Bay Crest Association Inc. v. DeLisi, 2006 NY Slip Op 50202U (2006)

Assessments: A homeowner who acknowledged the existence of a homeowner association was liable for her pro rata share of common expenses under an implied contract (equitable servitude) common-law theory.

Bay Crest Association Inc. ("association") is an incorporated homeowner association owned by 43 homeowners, including Suzanne DeLisi, and 41 nonresidents with equivalent corporate stock interests. In June 2005, the association assessed DeLisi $1,647.65 as her pro rata share of the costs of maintaining the common roads and beach facilities owned by the association. When DeLisi refused to pay the assessment, the association, pursuant to its bylaws, voted to ban her from using its beach facilities and sued her to recover the assessment charge.
The questions before the court were: (1) Is a homeowner who acknowledges the existence of and prior participation in the association liable for her pro rata share of common expenses under an implied contract (equitable servitude) common-law theory? (2) Can the association's corporate irregularities be asserted as legal justification for the homeowner's refusal to pay an assessment? (3) Can a homeowner who fails to pay her assessments be both barred from the common property and required to pay her assessments?

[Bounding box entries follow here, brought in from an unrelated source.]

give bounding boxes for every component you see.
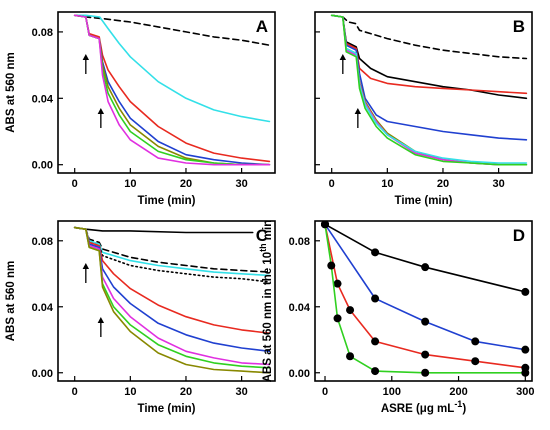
series-line-9 <box>73 226 271 374</box>
data-point <box>421 263 430 272</box>
x-tick-label: 0 <box>72 386 78 398</box>
arrow-marker <box>339 54 347 74</box>
x-tick-label: 10 <box>381 178 393 190</box>
data-point <box>371 248 380 257</box>
x-tick-label: 0 <box>329 178 335 190</box>
data-point <box>371 367 380 376</box>
series-line-8 <box>330 14 528 166</box>
data-point <box>371 294 380 303</box>
x-axis-label: ASRE (μg mL-1) <box>381 399 467 415</box>
y-axis-label: ABS at 560 nm in the 10th min <box>258 220 274 383</box>
data-point <box>521 345 530 354</box>
x-tick-label: 10 <box>124 178 136 190</box>
arrow-marker <box>97 108 105 128</box>
series-line-7 <box>73 14 271 166</box>
data-point <box>471 337 480 346</box>
y-tick-label: 0.08 <box>32 236 53 248</box>
data-point <box>346 306 355 315</box>
y-axis-label: ABS at 560 nm <box>5 52 17 133</box>
y-tick-label: 0.04 <box>32 93 54 105</box>
series-line-7 <box>73 226 271 366</box>
series-group <box>73 226 271 374</box>
x-tick-label: 20 <box>437 178 449 190</box>
panel-letter: A <box>256 17 268 36</box>
data-point <box>521 287 530 296</box>
data-point <box>471 357 480 366</box>
x-axis-label: Time (min) <box>395 195 453 207</box>
x-tick-label: 30 <box>235 386 247 398</box>
x-tick-label: 20 <box>180 178 192 190</box>
series-line-3 <box>73 226 271 277</box>
series-line-1 <box>73 226 254 234</box>
arrow-marker <box>82 263 90 283</box>
series-line-1 <box>330 14 528 60</box>
series-line-1 <box>324 223 527 293</box>
series-line-2 <box>73 226 271 273</box>
x-tick-label: 20 <box>180 386 192 398</box>
panel-letter: B <box>513 17 525 36</box>
data-point <box>521 368 530 377</box>
plot-frame <box>57 11 276 174</box>
y-tick-label: 0.00 <box>32 160 53 172</box>
series-line-3 <box>324 223 527 369</box>
x-tick-label: 200 <box>449 386 467 398</box>
x-tick-label: 0 <box>322 386 328 398</box>
series-line-3 <box>73 14 271 163</box>
series-group <box>73 14 271 166</box>
series-group <box>330 14 528 166</box>
panel-a: 0 10 20 30 0.00 0.04 0.08 Time (min) ABS at 560 … <box>5 11 276 207</box>
data-point <box>333 314 342 323</box>
data-point <box>421 350 430 359</box>
x-tick-label: 10 <box>124 386 136 398</box>
y-tick-label: 0.04 <box>32 302 54 314</box>
x-tick-label: 300 <box>516 386 534 398</box>
plot-frame <box>314 11 533 174</box>
panel-letter: D <box>513 226 525 245</box>
y-tick-label: 0.08 <box>32 27 53 39</box>
x-tick-label: 30 <box>492 178 504 190</box>
arrow-marker <box>82 54 90 74</box>
y-tick-label: 0.04 <box>289 302 311 314</box>
data-point <box>346 352 355 361</box>
data-point <box>333 279 342 288</box>
series-line-7 <box>330 14 528 164</box>
x-axis-label: Time (min) <box>138 403 196 415</box>
x-axis-label: Time (min) <box>138 195 196 207</box>
panel-letter: C <box>256 226 268 245</box>
y-tick-label: 0.00 <box>32 368 53 380</box>
x-tick-label: 100 <box>383 386 401 398</box>
x-tick-label: 30 <box>235 178 247 190</box>
y-axis-label: ABS at 560 nm <box>5 261 17 342</box>
data-point <box>421 317 430 326</box>
plot-frame <box>57 220 276 382</box>
series-line-2 <box>324 223 527 351</box>
chart-panels: 0 10 20 30 0.00 0.04 0.08 Time (min) ABS at 560 … <box>5 11 535 415</box>
y-tick-label: 0.08 <box>289 236 310 248</box>
plot-frame <box>314 220 533 382</box>
x-tick-label: 0 <box>72 178 78 190</box>
series-line-4 <box>330 14 528 141</box>
arrow-marker <box>97 317 105 337</box>
y-tick-label: 0.00 <box>289 368 310 380</box>
series-line-4 <box>324 223 527 374</box>
data-point <box>421 368 430 377</box>
panel-b: 0 10 20 30 Time (min) B <box>314 11 533 207</box>
series-line-1 <box>73 14 271 47</box>
arrow-marker <box>354 108 362 128</box>
data-point <box>327 261 336 270</box>
panel-c: 0 10 20 30 0.00 0.04 0.08 Time (min) ABS at 560 … <box>5 220 276 415</box>
series-group <box>321 221 530 377</box>
panel-d: 0 100 200 300 0.00 0.04 0.08 ASRE (μg mL-1) ABS … <box>258 220 535 415</box>
series-line-2 <box>73 14 271 123</box>
data-point <box>371 337 380 346</box>
data-point <box>321 221 330 229</box>
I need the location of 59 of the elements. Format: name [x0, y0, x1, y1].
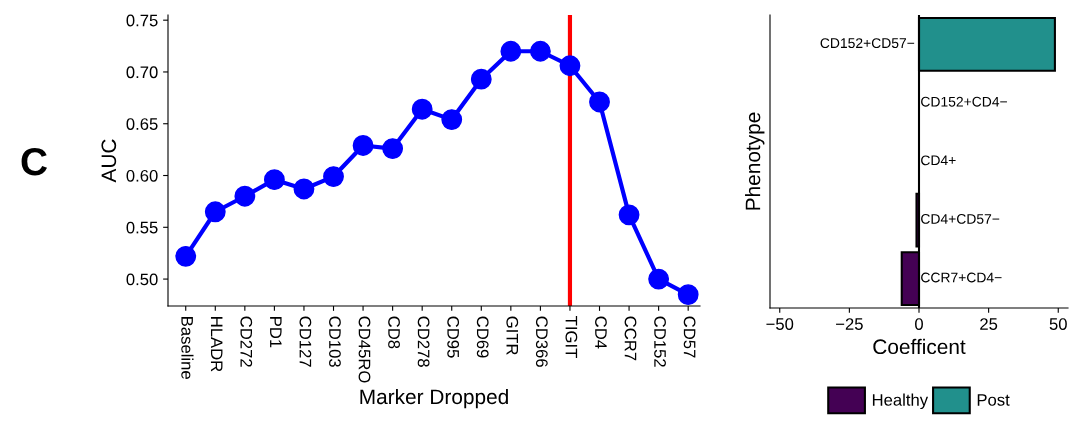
point	[677, 284, 699, 306]
x-tick-label: TIGIT	[565, 316, 578, 358]
point	[293, 178, 315, 200]
x-tick-label: GITR	[506, 316, 519, 355]
y-tick-label: 0.60	[126, 169, 158, 182]
x-axis-title: Marker Dropped	[360, 388, 508, 409]
y-tick-label: 0.70	[126, 66, 158, 79]
point	[411, 98, 433, 120]
point	[559, 55, 581, 77]
x-tick-label: CD272	[240, 316, 253, 367]
category-label: CD4+	[921, 155, 956, 166]
y-tick-label: 0.55	[126, 221, 158, 234]
x-tick-label: 50	[1049, 318, 1067, 330]
x-tick-label: −50	[766, 318, 794, 330]
point	[352, 135, 374, 156]
point	[618, 204, 640, 226]
x-tick-label: CD152	[654, 316, 666, 367]
x-tick-label: CD57	[683, 316, 696, 358]
x-tick-label: CD69	[476, 316, 489, 358]
x-tick-label: CD45RO	[358, 316, 371, 383]
y-tick-label: 0.75	[126, 14, 158, 27]
point	[175, 245, 197, 267]
point	[263, 169, 285, 191]
x-tick-label: 25	[980, 318, 998, 330]
point	[323, 166, 344, 187]
point	[441, 109, 463, 131]
x-tick-label: CD103	[329, 316, 341, 367]
x-tick-label: CD127	[299, 316, 312, 367]
y-tick-label: 0.65	[126, 118, 158, 130]
x-tick-label: CD366	[535, 316, 548, 367]
x-tick-label: CCR7	[624, 316, 637, 361]
legend-label: Post	[977, 394, 1010, 406]
x-tick-label: PD1	[270, 317, 282, 348]
category-label: CD152+CD4−	[921, 96, 1007, 107]
point	[500, 40, 522, 62]
x-tick-label: −25	[836, 318, 863, 330]
point	[470, 68, 492, 90]
x-tick-label: 0	[915, 318, 923, 330]
x-tick-label: Baseline	[181, 317, 194, 379]
x-tick-label: CD278	[417, 316, 430, 367]
x-tick-label: CD4	[595, 316, 607, 349]
point	[234, 185, 256, 207]
x-tick-label: CD95	[447, 316, 460, 358]
text: C	[21, 147, 48, 176]
legend-label: Healthy	[872, 393, 929, 410]
category-label: CD152+CD57−	[820, 38, 915, 49]
y-axis-title: Phenotype	[745, 112, 765, 210]
x-tick-label: CD8	[388, 316, 400, 349]
category-label: CD4+CD57−	[921, 213, 1000, 224]
point	[382, 138, 404, 160]
point	[529, 40, 551, 62]
y-axis-title: AUC	[101, 139, 117, 183]
point	[648, 268, 670, 290]
x-tick-label: HLADR	[210, 317, 223, 372]
y-tick-label: 0.50	[126, 273, 158, 286]
category-label: CCR7+CD4−	[921, 272, 1002, 283]
x-axis-title: Coefficent	[873, 338, 966, 355]
point	[589, 91, 610, 113]
point	[204, 201, 226, 223]
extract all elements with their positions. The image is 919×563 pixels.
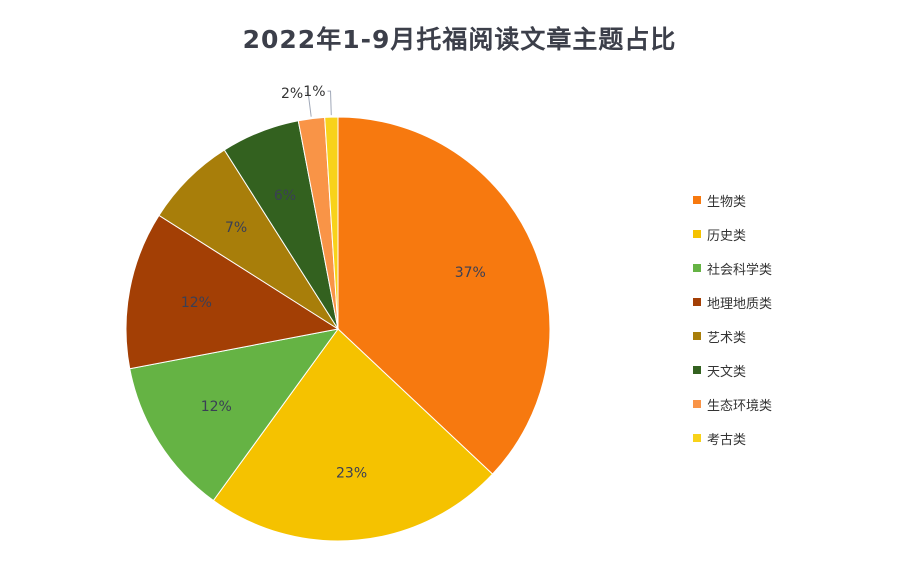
legend-item-history: 历史类: [693, 217, 772, 251]
data-label-astronomy: 6%: [274, 188, 296, 204]
data-label-social-science: 12%: [201, 399, 232, 415]
pie-slice-geography-geology: [125, 214, 340, 370]
pie-slice-archaeology: [324, 116, 339, 330]
data-label-ecology: 2%: [281, 86, 303, 102]
legend-item-art: 艺术类: [693, 319, 772, 353]
legend-swatch: [693, 196, 701, 204]
data-label-archaeology: 1%: [303, 84, 325, 100]
leader-line-archaeology: [327, 90, 332, 116]
leader-line-ecology: [305, 92, 312, 117]
legend-label: 艺术类: [707, 330, 747, 346]
legend-label: 考古类: [707, 432, 747, 448]
pie-slice-biology: [337, 116, 551, 475]
legend-item-archaeology: 考古类: [693, 421, 772, 455]
data-label-art: 7%: [225, 220, 247, 236]
legend-item-geography-geology: 地理地质类: [693, 285, 772, 319]
legend-item-astronomy: 天文类: [693, 353, 772, 387]
legend-swatch: [693, 366, 701, 374]
legend-item-social-science: 社会科学类: [693, 251, 772, 285]
legend-swatch: [693, 434, 701, 442]
legend-swatch: [693, 264, 701, 272]
data-label-geography-geology: 12%: [181, 295, 212, 311]
legend-label: 生物类: [707, 194, 747, 210]
chart-legend: 生物类历史类社会科学类地理地质类艺术类天文类生态环境类考古类: [693, 183, 772, 455]
legend-swatch: [693, 400, 701, 408]
legend-label: 天文类: [707, 364, 747, 380]
pie-slice-history: [212, 328, 494, 542]
legend-swatch: [693, 230, 701, 238]
legend-label: 社会科学类: [707, 262, 773, 278]
legend-swatch: [693, 298, 701, 306]
legend-label: 地理地质类: [707, 296, 773, 312]
legend-label: 历史类: [707, 228, 747, 244]
legend-swatch: [693, 332, 701, 340]
legend-label: 生态环境类: [707, 398, 773, 414]
data-label-biology: 37%: [455, 265, 486, 281]
pie-slice-social-science: [129, 328, 340, 502]
legend-item-ecology: 生态环境类: [693, 387, 772, 421]
legend-item-biology: 生物类: [693, 183, 772, 217]
data-label-history: 23%: [336, 466, 367, 482]
chart-title: 2022年1-9月托福阅读文章主题占比: [242, 25, 677, 54]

First, the court noted that the legal doctrine of implied-in-fact contract was well established in New York. Where a homeowner has purchased property in a private community with the knowledge that a homeowner association provides facilities and services for the community's benefit, the purchase may demonstrate acceptance of the conditions of ownership, including an obligation to pay a proportionate share of the cost of the facilities and services offered.
Second, DeLisi asserted that the association's bylaws limited its remedy for nonpayment of assessments to exclusion from the common beach and that consequently the association should be enjoined from seeking recovery of the assessment. The court, however, declined to address this issue, stating that such a determination was outside its jurisdiction and could properly be addressed by the Supreme Court.
Finally, while sympathetic to DeLisi's assertion that the association could not equitably both charge her for the common benefit of the beach and bar her from using it, the court refused to award her an offset.  The court acknowledged appeals court decisions stating that dissident members of associations not entitled to use certain facilities were not responsible for a pro rata share of the costs of maintenance.  However, because the burden of establishing the offset was borne by DeLisi and the record presented failed to show when DeLisi was barred from using the beach or how the assessment was calculated, an offset could not be awarded. Thus, the court awarded the association $1,647.65 plus interest.